The next decision you should make following a breach is when to bring in external forensics experts. Due to the increasing number of breaches occurring, incident response teams tend to be difficult to contract at the last minute. Ensuring that you have a retainer with a team of experts before you ever need them will save your organisation money by avoiding last minute higher rates, and allow you to ensure the team you want is available.
It’s also imperative to have a plan in place considering responses to any media enquiries resulting from a breach. A poorly handled media response could cause irreversible reputational damage to your organisation. You must be timely in your response and consult your legal counsel before making any statements. It’s not only important to be genuine and candid, but also to avoid speculation and revealing any information that could compromise the investigation. Whilst the facts may be painful, being disingenuous or misleading could cause more brand damage than the breach itself. You only get one shot at this, and as the saying goes, you can’t un-ring the bell; so choose your words wisely.
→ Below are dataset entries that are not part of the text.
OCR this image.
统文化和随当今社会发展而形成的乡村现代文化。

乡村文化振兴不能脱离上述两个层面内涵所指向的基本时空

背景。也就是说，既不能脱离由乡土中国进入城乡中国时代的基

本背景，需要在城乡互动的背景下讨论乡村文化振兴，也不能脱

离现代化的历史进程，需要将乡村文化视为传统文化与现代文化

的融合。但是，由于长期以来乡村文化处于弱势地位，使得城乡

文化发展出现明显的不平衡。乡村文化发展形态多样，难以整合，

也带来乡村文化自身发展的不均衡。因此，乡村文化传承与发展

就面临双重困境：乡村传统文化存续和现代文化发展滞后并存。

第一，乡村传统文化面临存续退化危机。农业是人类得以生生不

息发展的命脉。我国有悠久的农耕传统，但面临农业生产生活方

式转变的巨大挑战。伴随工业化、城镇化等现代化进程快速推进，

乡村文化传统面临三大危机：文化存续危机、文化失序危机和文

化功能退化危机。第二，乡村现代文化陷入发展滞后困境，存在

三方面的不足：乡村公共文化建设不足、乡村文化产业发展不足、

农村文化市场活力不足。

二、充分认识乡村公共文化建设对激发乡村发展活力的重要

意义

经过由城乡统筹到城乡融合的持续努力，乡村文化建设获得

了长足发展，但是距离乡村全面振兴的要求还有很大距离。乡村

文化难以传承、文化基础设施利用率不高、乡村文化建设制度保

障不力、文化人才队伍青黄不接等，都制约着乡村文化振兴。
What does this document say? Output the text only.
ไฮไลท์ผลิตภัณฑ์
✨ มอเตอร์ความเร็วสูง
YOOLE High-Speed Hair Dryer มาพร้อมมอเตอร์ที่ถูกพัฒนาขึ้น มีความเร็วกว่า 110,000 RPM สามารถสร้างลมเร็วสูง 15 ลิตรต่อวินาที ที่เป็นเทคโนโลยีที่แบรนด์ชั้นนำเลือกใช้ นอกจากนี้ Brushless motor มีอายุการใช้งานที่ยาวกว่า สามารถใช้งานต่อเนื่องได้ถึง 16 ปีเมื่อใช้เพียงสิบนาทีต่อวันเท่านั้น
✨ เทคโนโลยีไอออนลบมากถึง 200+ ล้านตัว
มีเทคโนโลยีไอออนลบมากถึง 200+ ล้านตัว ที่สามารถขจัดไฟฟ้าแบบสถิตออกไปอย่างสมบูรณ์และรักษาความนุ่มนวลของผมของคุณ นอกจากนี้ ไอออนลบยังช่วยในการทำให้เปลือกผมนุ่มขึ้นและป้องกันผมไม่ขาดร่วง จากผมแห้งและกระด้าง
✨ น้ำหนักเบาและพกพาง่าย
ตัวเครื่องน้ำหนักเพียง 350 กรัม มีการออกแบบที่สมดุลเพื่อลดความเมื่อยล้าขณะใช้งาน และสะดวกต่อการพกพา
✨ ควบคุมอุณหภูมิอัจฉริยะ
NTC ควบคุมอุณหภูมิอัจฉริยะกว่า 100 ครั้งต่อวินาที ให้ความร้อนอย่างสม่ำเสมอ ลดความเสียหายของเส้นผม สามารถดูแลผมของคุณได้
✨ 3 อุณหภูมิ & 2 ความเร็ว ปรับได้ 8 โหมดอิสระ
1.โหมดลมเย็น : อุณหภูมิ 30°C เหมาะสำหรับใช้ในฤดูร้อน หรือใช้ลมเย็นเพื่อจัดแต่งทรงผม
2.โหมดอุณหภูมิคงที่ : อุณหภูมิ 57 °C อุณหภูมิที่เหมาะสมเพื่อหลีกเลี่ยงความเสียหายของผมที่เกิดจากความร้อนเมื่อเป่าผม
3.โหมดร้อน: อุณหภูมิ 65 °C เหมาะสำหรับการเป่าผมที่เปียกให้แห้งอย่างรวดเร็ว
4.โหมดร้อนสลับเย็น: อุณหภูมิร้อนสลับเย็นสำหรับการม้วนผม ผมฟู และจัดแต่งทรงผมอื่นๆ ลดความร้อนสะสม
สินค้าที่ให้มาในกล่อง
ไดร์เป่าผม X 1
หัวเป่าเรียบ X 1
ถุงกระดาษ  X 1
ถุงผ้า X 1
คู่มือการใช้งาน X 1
Reaching out to law enforcement agencies such as the police and the ICO before a breach even occurs can only help matters when it comes to engage with them further down the line, once you have been breached. They can provide you with a wealth of knowledge about the current threat landscape as well as valuable advice on dealing with a breach. Knowing who to call and having an existing relationship with local law enforcement will make post-breach communication far easier and more efficient.
Nowadays, if you get breached, there is a high chance that you could have a lawsuit to contend with. Regulators in the UK have begun to focus on the steps that a victim organisation took beforehand to minimise the impact of the breach, how it has been evolving its response capabilities and what it was doing to test and strengthen its overall security posture. Organisations that cannot provide clear evidence of the measures they have taken in response to a breach can expect fines, adverse directors and officer’s action and, as a result, loss of market share, company valuation and customer confidence.
According to the 2016 Cost of a Data Breach Study by the Ponemon Institute, the average cost of a data breach in the UK is ?2.53 Million, representing a 6.5 percent increase in the last two years. In today’s threat landscape, if you have something worth stealing, you are a target, regardless of your company’s location, size or industry.
All organisations are faced with a simple choice. Either spend money upfront by preparing and performing realistic testing and training, or react, largely unprepared, to a data breach. The latter will cost you more than just revenue in the long run. It’s the choice between either bolstering your brand reputation, or risk destroying it irrevocably.